1. Mudança das partes para o todo; os sistemas vivos são totalidades integradas cujas
propriedades não podem ser reduzidas às partes menores; suas propriedades essenciais
ou “sistêmicas” são propriedades do todo, que nenhuma das partes possui.
2. O pensamento sistêmico tem a capacidade de deslocar a própria atenção entre níveis
sistêmicos; há sistemas aninhados dentro de outros sistemas; diferentes níveis sistêmicos
podem apresentar diferentes níveis de complexidade.
3. Na mudança do pensamento mecanicista para o pensamento sistêmico, a relação entre as
partes e o todo foi invertida; as propriedades das partes não são propriedades intrínsecas,
mas só podem ser entendidas dentro do contexto de um todo maior.
4. Todo pensamento sistêmico é pensamento ambientalista.

Na visão mecanicista, o mundo é uma coleção de objetos.


Na visão sistêmica, compreendemos que os próprios objetos são redes de relações,
embutidas em redes maiores. Aqui, as relações são fundamentais.

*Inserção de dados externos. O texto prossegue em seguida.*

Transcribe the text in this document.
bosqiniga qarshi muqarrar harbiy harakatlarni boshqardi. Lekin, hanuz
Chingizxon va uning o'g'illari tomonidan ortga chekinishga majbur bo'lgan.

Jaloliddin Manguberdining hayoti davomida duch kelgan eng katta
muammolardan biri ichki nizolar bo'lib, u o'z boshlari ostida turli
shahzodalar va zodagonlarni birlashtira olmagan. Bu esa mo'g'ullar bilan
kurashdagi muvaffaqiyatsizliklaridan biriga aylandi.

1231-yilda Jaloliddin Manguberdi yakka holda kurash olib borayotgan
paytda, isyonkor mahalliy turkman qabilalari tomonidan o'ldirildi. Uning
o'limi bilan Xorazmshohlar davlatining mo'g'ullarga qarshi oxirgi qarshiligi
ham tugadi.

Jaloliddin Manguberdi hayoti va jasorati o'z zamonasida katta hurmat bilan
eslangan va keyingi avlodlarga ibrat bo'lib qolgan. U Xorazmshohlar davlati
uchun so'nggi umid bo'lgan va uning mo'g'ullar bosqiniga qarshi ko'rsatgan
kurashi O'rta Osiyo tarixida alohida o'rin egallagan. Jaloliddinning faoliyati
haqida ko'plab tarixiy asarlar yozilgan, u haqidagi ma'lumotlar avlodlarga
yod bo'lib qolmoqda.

Importantes Questões da Nova Abordagem

Se tudo está conectado com tudo o mais, como podemos esperar entender alguma?
Uma vez que todos os fenômenos naturais estão, em última análise, interconectados, para
explicar qualquer um deles precisamos entender todos os outros, o que é obviamente
impossível.
O que torna possível converter a abordagem sistêmica numa ciência é a descoberta de
que há um conhecimento aproximado.
O velho conhecimento baseia-se na crença cartesiana na certeza do conhecimento
científico.
No novo paradigma, é reconhecido que todas as concepções e todas as teorias
científicas são limitadas e aproximadas. A ciência nunca pode fornecer uma compreensão
completa e definitiva. Não importa quantas conexões levamos em conta em nossa descrição
científica de um fenômeno, seremos sempre forçados a deixar outras de fora.
Na ciência, sempre lidamos com descrições limitadas e aproximadas da realidade.
A ciência avança por meio de respostas provisórias até uma série de questões, cada
vez mais sutis, que se aprofundam mais na essência dos fenômenos naturais.